Enjoy a taste of summer with this Easy Peach Cottage Cheese Ice Cream! A simple, no-churn, high-protein recipe blending cottage cheese, fresh peaches, and sweetener until creamy.

Ingredients

(Based on 1x column, makes about 4 servings)

  • ▢ 2 cups cottage cheese (4% or 2% fat recommended)
  • ▢ 1 cup fresh peaches, peeled and sliced (from about 1-2 ripe peaches)
  • ▢ 1/2 cup honey or maple syrup (adjust to taste)
  • ▢ 1 teaspoon vanilla extract

Garnish (Optional):

  • ▢ Fresh peach slices
  • ▢ Crumbled shortbread cookies or graham crackers

Instructions

1. Prepare Peaches:

  • Peel the fresh peaches using a vegetable peeler or by blanching them briefly in boiling water then plunging in ice water (skins should slip off).
  • Slice the peaches, discarding the pit. Measure out 1 cup of sliced peaches.

2. Combine Ingredients in Blender:

  • Place the cottage cheese, 1 cup of peeled and sliced fresh peaches, honey or maple syrup, and vanilla extract into the container of your blender or food processor.

3. Blend Until Smooth:

  • Secure the lid tightly. Blend the mixture on high speed until exceptionally smooth, creamy, and uniformly colored. This is crucial and may take 1-3 minutes.
  • Stop periodically and scrape down the sides of the container with a rubber spatula to ensure all ingredients, including any peach fibers, are fully blended. The texture should resemble a very thick smoothie.

4. Initial Freeze:

  • Pour the blended peach mixture into a shallow, freezer-safe dish. Smooth the top.
  • Place the dish uncovered in the freezer for 1-2 hours, until the edges are frozen firm and the center is becoming icy but still slushy.

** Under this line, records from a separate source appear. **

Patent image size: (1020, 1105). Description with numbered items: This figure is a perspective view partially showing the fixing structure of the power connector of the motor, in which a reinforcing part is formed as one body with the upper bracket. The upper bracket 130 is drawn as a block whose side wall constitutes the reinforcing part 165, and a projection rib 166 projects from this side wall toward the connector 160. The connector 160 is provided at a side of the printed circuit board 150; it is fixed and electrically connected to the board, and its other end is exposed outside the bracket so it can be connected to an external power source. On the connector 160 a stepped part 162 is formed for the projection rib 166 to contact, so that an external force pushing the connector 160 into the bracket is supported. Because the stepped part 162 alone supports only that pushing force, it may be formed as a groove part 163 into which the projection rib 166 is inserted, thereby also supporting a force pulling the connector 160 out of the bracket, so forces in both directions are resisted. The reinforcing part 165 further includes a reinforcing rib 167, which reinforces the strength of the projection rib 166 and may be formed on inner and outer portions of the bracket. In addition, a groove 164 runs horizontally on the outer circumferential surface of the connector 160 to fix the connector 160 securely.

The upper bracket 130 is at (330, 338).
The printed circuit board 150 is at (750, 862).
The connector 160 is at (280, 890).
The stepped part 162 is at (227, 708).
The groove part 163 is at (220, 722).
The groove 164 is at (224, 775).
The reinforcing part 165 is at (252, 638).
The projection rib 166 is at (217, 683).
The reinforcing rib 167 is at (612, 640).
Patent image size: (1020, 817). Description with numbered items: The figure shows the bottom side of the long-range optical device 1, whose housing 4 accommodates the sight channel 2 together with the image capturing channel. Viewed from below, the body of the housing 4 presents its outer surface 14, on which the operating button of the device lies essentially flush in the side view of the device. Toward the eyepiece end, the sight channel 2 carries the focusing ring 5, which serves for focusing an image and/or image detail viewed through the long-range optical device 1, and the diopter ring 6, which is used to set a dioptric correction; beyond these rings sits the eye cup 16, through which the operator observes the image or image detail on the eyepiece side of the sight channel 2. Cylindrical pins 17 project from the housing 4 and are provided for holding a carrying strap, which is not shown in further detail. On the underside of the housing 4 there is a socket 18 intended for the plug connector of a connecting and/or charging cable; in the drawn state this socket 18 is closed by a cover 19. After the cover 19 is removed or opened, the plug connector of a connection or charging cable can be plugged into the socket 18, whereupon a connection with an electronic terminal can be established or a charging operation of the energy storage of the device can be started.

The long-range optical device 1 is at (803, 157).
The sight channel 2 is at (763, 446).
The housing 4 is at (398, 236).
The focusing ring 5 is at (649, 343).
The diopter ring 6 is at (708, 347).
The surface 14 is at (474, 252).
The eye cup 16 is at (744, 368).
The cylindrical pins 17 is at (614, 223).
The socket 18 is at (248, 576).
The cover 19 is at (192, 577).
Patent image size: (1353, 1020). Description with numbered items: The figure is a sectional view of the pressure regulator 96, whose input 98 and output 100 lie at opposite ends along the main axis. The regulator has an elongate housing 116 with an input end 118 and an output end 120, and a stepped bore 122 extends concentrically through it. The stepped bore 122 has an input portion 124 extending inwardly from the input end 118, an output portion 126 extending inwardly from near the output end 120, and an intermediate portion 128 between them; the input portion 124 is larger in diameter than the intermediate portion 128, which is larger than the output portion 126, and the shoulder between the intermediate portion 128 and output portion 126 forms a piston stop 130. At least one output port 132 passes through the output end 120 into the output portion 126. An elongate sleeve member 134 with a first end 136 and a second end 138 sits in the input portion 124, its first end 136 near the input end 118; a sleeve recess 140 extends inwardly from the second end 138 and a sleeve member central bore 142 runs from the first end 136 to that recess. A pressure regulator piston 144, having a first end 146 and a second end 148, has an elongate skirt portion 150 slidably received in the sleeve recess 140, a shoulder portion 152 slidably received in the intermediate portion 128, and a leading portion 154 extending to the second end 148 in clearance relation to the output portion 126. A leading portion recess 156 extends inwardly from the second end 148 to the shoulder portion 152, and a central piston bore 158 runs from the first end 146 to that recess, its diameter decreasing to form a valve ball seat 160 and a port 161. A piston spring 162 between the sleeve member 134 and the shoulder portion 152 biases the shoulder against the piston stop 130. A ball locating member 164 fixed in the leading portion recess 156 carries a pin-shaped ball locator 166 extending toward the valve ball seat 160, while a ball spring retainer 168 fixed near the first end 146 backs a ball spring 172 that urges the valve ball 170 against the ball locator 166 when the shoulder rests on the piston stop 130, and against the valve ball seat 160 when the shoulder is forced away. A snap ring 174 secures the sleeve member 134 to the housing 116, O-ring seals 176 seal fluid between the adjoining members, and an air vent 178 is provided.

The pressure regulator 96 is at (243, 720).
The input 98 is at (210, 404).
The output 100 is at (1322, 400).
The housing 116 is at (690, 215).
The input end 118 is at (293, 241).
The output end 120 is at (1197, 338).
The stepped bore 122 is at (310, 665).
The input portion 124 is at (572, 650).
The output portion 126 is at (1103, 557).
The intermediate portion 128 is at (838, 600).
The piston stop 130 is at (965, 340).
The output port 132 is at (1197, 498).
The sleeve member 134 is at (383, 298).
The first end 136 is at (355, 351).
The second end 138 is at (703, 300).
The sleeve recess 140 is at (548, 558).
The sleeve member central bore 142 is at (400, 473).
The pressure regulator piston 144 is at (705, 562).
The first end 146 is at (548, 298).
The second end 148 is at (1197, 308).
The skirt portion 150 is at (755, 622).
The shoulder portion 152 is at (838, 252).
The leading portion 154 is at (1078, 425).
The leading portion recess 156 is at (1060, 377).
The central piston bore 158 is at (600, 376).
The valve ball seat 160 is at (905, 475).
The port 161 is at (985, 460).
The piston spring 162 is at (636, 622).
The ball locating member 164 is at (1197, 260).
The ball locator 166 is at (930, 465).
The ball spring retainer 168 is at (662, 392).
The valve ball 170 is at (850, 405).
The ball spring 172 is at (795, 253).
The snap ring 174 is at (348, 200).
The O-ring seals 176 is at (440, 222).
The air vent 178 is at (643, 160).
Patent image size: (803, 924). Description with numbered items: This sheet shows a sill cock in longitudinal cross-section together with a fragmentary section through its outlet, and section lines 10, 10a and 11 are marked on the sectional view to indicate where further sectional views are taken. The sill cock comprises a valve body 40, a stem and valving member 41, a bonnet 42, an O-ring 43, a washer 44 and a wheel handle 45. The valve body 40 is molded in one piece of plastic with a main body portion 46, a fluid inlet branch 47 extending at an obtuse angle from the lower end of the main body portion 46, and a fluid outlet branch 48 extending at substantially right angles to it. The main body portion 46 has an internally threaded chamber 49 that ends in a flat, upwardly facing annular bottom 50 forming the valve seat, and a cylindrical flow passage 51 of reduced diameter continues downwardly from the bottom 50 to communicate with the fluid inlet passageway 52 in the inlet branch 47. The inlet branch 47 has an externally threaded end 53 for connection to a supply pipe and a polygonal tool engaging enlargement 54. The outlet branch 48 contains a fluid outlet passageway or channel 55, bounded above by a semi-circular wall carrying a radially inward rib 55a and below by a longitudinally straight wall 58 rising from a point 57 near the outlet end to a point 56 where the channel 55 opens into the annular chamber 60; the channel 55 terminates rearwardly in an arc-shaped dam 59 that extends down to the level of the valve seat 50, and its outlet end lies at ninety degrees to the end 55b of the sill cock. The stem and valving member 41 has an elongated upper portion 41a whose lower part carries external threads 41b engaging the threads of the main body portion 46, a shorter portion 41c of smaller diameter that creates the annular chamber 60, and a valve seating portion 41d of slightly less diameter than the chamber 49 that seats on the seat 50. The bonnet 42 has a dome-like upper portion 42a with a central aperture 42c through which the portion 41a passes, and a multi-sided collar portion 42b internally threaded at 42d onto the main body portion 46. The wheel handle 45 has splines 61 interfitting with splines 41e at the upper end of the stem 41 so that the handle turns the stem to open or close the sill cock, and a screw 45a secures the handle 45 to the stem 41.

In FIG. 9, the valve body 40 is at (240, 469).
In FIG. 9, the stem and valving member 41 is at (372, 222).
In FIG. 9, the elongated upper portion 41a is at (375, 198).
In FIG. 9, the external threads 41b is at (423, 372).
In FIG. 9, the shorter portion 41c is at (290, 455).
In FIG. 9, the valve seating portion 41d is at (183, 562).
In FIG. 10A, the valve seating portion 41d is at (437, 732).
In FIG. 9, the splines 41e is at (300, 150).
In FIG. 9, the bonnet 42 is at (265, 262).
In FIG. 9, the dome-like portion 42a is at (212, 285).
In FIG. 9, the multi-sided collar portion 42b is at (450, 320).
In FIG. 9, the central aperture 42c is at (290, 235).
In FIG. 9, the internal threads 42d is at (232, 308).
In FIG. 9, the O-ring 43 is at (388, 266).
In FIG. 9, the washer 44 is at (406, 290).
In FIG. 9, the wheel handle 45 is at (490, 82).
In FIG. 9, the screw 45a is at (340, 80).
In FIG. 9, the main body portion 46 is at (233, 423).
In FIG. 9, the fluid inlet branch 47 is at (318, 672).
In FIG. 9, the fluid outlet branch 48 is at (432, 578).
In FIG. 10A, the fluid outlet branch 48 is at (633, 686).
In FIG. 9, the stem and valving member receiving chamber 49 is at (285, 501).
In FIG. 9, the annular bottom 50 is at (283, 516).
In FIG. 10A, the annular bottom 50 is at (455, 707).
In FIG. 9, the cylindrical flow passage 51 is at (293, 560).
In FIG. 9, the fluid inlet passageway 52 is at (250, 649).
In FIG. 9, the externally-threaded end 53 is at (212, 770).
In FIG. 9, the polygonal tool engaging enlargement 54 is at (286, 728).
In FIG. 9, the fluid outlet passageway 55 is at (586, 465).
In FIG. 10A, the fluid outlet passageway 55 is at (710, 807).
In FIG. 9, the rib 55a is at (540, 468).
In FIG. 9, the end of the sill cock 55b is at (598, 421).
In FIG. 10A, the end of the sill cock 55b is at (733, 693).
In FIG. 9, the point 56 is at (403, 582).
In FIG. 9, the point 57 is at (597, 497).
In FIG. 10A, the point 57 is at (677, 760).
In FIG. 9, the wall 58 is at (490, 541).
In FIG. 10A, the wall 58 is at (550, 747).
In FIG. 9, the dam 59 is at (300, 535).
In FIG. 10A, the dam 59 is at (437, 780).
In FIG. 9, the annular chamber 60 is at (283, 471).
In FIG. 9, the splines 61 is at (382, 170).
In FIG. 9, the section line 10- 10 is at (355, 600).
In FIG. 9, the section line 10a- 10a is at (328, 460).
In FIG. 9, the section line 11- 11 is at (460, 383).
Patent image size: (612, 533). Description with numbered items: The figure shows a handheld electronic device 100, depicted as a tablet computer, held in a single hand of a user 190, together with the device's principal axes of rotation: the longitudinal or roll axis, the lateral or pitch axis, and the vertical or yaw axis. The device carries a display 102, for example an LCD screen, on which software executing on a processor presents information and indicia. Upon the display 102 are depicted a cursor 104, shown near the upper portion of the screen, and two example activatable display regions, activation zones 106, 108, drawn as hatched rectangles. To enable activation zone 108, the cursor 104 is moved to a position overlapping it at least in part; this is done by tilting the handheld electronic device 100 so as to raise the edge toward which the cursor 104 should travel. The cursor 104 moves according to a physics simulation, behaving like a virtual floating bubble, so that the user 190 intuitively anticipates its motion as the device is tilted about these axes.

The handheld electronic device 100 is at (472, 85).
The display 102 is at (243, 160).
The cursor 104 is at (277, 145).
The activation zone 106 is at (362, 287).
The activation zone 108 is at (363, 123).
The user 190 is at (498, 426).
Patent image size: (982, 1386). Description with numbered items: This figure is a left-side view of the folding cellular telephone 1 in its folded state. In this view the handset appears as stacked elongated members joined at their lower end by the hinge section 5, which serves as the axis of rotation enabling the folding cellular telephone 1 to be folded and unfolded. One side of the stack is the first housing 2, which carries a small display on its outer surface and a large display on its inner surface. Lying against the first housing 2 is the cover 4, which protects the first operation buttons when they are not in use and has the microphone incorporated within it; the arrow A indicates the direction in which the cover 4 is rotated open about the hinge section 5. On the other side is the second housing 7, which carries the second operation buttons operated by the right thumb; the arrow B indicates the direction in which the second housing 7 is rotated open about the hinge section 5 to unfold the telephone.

5. Stir During Freezing (No-Churn Method):

  • Remove the dish from the freezer. Vigorously stir the mixture with a sturdy spoon or spatula, breaking up all the frozen parts and mixing them thoroughly with the softer center. Scrape the sides and bottom well. Smooth the top again.
  • Return the dish to the freezer. Repeat this stirring process every 30 minutes for the next 1-2 hours (aiming for about 2-4 stirring sessions in total). This minimizes ice crystals and promotes a creamier texture.

6. Final Freeze:

  • After the last stirring session, cover the container tightly (press plastic wrap onto the surface or use an airtight lid).
  • Freeze until completely firm, typically another 2-4 hours or overnight.

7. Thaw Briefly and Serve:

  • Before serving, let the container sit at room temperature for 5-10 minutes to soften slightly for easier scooping.
  • Scoop the Peach Cottage Cheese Ice Cream into bowls or cones. Garnish with fresh peach slices or crumbled cookies, if desired.